It is full of interesting historical discussion. It accurately describes the magnitude of the twin injustices in the administration of our criminal law. It should motivate voters and legislators to take action to minimize those injustices.Also in the NYRB, although only available to subscribers: Gordon Wood reviews Moneymakers: The Wicked Lives and Surprising Adventures of Three Notorious Counterfeiters (Penguin), by Ben Tarnoff (here); Michael Tomasky reviews Showdown: JFK and the Integration of the Washington Redskins (Beacon), by Thomas G. Smith (here); and Timothy Snyder reviews four new releases in European history, which he gathers under the title "A Core of European Tragedy, Diversity, Fantasy" (here).
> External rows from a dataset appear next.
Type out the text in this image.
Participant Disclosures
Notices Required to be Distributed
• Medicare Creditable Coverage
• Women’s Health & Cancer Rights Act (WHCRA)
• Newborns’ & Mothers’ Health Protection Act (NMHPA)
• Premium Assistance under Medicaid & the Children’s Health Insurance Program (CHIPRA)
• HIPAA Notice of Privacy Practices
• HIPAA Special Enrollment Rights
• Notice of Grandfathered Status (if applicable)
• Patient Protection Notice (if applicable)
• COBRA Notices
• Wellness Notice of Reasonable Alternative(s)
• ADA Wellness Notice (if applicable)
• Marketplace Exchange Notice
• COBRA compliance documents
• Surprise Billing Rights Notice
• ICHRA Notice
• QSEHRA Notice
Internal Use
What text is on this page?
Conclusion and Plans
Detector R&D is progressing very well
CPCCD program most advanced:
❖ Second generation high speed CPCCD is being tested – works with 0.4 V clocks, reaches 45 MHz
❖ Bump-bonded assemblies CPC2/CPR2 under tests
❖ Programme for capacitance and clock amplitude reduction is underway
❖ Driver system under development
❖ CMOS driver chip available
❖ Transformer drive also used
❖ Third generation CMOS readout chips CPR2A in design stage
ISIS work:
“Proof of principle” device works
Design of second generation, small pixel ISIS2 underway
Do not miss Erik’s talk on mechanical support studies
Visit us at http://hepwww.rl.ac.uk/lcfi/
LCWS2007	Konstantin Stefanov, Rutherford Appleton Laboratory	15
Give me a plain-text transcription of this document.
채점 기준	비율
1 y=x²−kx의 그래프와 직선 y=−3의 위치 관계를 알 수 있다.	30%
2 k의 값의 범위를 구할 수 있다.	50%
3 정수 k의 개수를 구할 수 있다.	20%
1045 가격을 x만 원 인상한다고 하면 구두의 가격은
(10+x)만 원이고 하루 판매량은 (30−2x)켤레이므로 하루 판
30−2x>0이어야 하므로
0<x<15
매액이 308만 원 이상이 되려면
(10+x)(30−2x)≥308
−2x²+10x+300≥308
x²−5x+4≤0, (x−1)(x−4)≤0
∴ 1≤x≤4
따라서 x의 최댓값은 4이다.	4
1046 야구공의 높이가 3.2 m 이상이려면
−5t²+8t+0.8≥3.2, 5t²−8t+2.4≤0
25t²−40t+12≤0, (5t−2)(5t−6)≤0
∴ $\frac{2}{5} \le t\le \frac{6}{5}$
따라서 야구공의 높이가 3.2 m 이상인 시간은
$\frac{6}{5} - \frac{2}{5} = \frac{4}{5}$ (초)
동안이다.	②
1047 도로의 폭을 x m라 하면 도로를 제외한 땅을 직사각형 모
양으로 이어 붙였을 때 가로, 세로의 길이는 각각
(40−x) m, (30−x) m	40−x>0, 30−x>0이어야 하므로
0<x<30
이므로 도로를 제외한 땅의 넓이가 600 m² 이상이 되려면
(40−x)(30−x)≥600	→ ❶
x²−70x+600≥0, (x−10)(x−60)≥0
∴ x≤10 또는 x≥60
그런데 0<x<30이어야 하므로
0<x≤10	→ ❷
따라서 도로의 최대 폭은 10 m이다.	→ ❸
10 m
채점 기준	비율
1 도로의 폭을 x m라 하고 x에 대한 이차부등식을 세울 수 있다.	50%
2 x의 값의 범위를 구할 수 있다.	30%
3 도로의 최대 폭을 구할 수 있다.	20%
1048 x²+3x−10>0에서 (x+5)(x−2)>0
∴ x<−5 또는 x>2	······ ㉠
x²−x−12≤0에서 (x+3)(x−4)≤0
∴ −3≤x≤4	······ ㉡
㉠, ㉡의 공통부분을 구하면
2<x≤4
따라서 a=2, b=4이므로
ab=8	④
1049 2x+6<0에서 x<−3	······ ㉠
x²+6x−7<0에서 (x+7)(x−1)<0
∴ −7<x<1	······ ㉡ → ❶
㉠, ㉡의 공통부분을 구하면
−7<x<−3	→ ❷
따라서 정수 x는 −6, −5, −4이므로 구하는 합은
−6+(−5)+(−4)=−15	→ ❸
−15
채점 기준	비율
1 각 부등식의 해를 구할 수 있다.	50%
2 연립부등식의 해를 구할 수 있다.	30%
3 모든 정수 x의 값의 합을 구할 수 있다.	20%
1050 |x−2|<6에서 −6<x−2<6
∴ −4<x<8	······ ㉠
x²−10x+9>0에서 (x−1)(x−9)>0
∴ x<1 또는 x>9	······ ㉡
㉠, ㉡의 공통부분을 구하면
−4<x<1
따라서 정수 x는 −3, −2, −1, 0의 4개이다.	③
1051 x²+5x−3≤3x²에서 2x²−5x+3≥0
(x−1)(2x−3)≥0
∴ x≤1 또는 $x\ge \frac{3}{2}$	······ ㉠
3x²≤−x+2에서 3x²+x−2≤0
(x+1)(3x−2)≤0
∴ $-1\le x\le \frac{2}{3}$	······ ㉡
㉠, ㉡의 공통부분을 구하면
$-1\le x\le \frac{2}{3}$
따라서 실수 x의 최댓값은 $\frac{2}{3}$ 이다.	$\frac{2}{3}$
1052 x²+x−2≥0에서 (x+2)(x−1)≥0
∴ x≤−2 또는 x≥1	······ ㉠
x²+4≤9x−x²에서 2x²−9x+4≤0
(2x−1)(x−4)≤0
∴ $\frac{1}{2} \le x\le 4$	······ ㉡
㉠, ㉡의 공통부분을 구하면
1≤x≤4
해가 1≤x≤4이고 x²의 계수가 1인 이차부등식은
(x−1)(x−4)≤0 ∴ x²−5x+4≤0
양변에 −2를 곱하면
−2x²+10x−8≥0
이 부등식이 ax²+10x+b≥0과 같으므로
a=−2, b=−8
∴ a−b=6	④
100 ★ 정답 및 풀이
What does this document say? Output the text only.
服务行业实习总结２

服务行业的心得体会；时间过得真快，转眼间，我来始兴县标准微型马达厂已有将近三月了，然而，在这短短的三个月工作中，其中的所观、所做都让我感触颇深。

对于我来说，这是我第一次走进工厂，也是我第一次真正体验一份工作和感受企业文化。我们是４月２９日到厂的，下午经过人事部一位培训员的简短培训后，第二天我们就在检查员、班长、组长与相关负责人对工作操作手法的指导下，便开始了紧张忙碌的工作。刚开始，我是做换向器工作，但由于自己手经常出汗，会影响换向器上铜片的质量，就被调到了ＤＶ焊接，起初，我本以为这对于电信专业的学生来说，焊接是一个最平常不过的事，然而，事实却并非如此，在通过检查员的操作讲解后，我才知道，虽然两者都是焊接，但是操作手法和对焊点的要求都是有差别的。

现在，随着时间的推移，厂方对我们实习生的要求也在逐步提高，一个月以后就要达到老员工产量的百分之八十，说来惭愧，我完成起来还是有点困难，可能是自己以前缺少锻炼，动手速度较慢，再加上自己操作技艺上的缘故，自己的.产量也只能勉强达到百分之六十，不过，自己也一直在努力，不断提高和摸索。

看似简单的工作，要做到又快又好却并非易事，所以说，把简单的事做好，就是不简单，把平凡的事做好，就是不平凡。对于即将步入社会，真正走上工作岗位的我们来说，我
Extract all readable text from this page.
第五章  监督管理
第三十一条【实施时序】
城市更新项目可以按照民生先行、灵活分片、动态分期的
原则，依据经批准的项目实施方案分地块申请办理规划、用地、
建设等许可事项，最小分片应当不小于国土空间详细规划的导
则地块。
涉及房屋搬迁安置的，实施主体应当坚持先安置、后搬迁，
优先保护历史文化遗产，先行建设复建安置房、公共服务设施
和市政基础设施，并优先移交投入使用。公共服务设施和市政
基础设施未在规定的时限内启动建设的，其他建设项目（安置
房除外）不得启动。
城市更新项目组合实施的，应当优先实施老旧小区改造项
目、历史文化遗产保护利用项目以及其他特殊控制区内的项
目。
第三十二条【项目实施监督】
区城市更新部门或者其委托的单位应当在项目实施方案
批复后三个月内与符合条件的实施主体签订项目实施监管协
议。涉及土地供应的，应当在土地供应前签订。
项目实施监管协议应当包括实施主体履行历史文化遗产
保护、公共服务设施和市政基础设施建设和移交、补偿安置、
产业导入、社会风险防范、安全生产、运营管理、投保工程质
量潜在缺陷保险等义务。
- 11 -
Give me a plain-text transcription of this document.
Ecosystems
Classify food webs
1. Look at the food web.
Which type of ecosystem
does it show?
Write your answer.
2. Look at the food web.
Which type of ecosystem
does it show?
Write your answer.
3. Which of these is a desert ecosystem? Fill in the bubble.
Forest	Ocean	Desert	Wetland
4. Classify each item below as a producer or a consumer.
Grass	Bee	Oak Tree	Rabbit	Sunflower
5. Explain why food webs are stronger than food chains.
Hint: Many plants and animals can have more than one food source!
The Wall Street Journal covers Midnight Rising: John Brown and the Raid that Sparked the Civil War (Henry Holt), by Tony Horwitz. Reviewer David Reynolds concludes that "much of [the] book is a gloss of what is already known," and that in attempting "to enhance Brown's role in history," Horwitz "revives a few old, negative images of Brown."
Also reviewed in the WSJ: Jerusalem: The Biography (Knopf), by Simon Sebag Montefiore (here), and Eminence: Cardinal Richelieu and the Rise of France (Walker), by Jean-Vincent Blanchard (here).
In the book review pages of the Nation, you'll find a review of two new books on Scientology: Inside Scientology: The Story of America’s Most Secretive Religion (Houghton Mifflin Harcourt), by Janet Reitman, and The Church of Scientology: A History of a New Religion (Princeton University Press), by Hugh B. Urban. Here's the bottom line, according to reviewer Mark Oppenheimer:
Scientology may not last, but there will always be something like it. Reitman’s and Urban’s books are gifts to all religious people, especially Scientologists. They pay Scientology’s hierarchy the simple courtesy of holding them to adult standards of truthfulness and ethical behavior, and they confront Scientology lay people with some hard truths about their church. They also make the case—Urban’s book, explicitly so—that government and religion do not mix, and that perhaps it would be better, less entangling, to tax religious organizations. Reitman and Urban offer religions the respect they deserve in the form of the scrutiny they require. The Constitution, guarantor of free press as well as free religion, offers nothing less.The New Republic: The Book gives top billing to Citizen Islam: The Future of Muslim Integration in the West (Continuum), by Zeyno Baran. According to the review, the book "describes how Islamists have captured many Islamic religious and social institutions, including most of the Western ones."
The featured review in the New York Times book pages is Rin Tin Tin: The Life and the Legend (Simon and Schuster), by Susan Orlean (also featured in this week's book review podcast). Other reviews of interest include The End: The Defiance and Destruction of Hitler’s Germany, 1944-45 (Penguin Press), by Ian Kershaw (here) and The Struggle for Egypt: From Nasser to Tahrir Square (Oxford University Press), by Steven A. Cook (here).
The NPR Books section also has some good stuff this week, including a Fresh Air interview with Justice Stevens, on his recently released memoir, and a Morning Edition story on Sybil Exposed: The Extraordinary Story Behind the Famous Multiple Personality Case (Free Press), by Debbie Nathan (also reviewed recently in Salon).
This week the LA Times reviews Elizabeth and Hazel: Two Women of Little Rock (Yale University Press), by David Margolick (mentioned in an earlier round-up, here) and A Thousand Lives: The Untold Story of Hope, Deception, and Survival at Jonestown (Free Press), by Julia Scheeres (here).
The most talked about book this week seems to be Deng Xiaoping and the Transformation of China (Belknap Press/Harvard University Press), by Ezra F. Vogel. It received coverage in numerous outlets. Reviews are here, here, and here.
Last but not least, Salon recently reviewed The Great A&P and the Struggle for Small Business in America (Farrar, Straus and Giroux), by Marc Levinson. According to the review:
Levinson covers the history of A&P, the industry it revolutionized, and the enmity it inspired, in everyone from the mom-and-pop shopkeepers it put out of business to the government trustbusters who for years made the company the target of federal investigation. He also explores the deeper unease underlying the dominance of A&P, as the growth of chains and the modernization of grocery trade seemed to threaten the very existence of small-town life.